Israeli doctors have developed a method of using a 3-D printer to facilitate delicate and complex operations.
According to Makor Rishon, physicians at the Galilee Medical Center in the northern Israeli city of Nahariya used the technique to treat a woman whose eye socket was badly damaged in a car accident.
The doctors scanned the patient’s face and then used a 3-D printer to produce an exact replica, or “simulation,” of her skull.
This allows the physicians to plan the complex restorative operation, practice on the model and create the specific implant to be used to repair the eye socket.
Professor Samer Srouji of the hospital’s Oral & Maxillofacial Surgery Center said of the technique, “Once you have a complicated case, a very complicated fracture, and you want to know how to approach it and treat it, you can print the broken parts, ‘operate,’ and connect the parts outside, prepare the plate for transplantation, and then do the surgery in a much more predictable and less complicated way.”
In contrast to more cumbersome, invasive procedures used in the past, he said, today “we open a small incision and immediately put the prepared implant in it.”
“The new thing is that we control the process in hospital laboratories, which reduces costs and raises the level of accuracy,” he noted.
This, Srouji added, gave medical staff “full control before we do the operation.”

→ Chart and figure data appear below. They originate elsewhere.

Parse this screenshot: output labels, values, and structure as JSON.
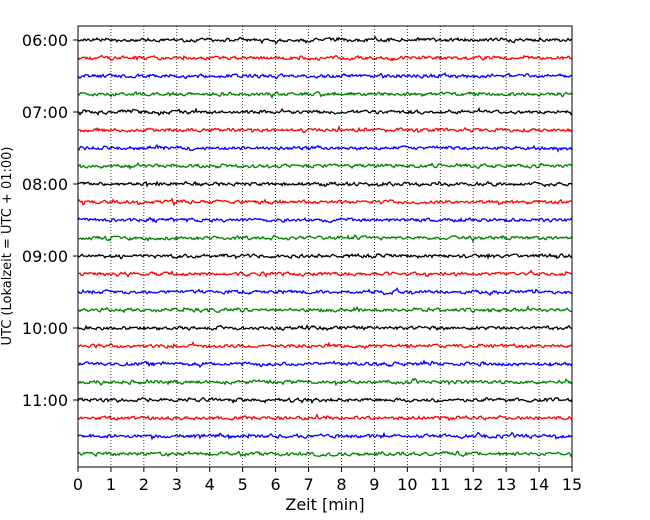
{
  "chart_data": {
    "type": "line",
    "title": "",
    "xlabel": "Zeit  [min]",
    "ylabel": "UTC (Lokalzeit = UTC + 01:00)",
    "xlim": [
      0,
      15
    ],
    "xticks": [
      "0",
      "1",
      "2",
      "3",
      "4",
      "5",
      "6",
      "7",
      "8",
      "9",
      "10",
      "11",
      "12",
      "13",
      "14",
      "15"
    ],
    "yticks": [
      {
        "time": "06:00",
        "trace_index": 0
      },
      {
        "time": "07:00",
        "trace_index": 4
      },
      {
        "time": "08:00",
        "trace_index": 8
      },
      {
        "time": "09:00",
        "trace_index": 12
      },
      {
        "time": "10:00",
        "trace_index": 16
      },
      {
        "time": "11:00",
        "trace_index": 20
      }
    ],
    "trace_interval_minutes": 15,
    "trace_count": 24,
    "trace_colors": [
      "#000000",
      "#ff0000",
      "#0000ff",
      "#008000"
    ],
    "x_grid": "dotted",
    "legend": "none"
  }
}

Srouji is bringing this technique to foreign audiences, having recently attended a conference in Brazil where he gave lectures on using 3-D printers to treat trauma injuries.
Ran Bronstein of 3D Systems said of the technique, “In the past, doctors had no way of practicing for surgery except on animals or dead bodies or, in desperate situations, on the body of the patients themselves. This technology has brought the world of medicine to a place where it is possible to provide doctors, like pilots, with simulators that allow them to practice procedures that are not open surgery.”
As a result, he said, “Doctors can practice and improve their skills before surgery, thus reducing the likelihood of error.”
In addition, the technique offers the advantage of having an exact model of the patient’s anatomy, Bronstein stated.
“When you create a flight simulator you have the technical specifications of an airplane,” he said, “but in the simulation of the person, no one has the data on the specific model. The anatomy of everyone is different, and this is not a simple technological task; it’s almost like gathering intelligence on the battlefield.”
With the new technique, however, the computer “can analyze anatomical models and read MRI and CT scans, understand the anatomy, and print a model of the organ for training — and even implants for the surgery itself.”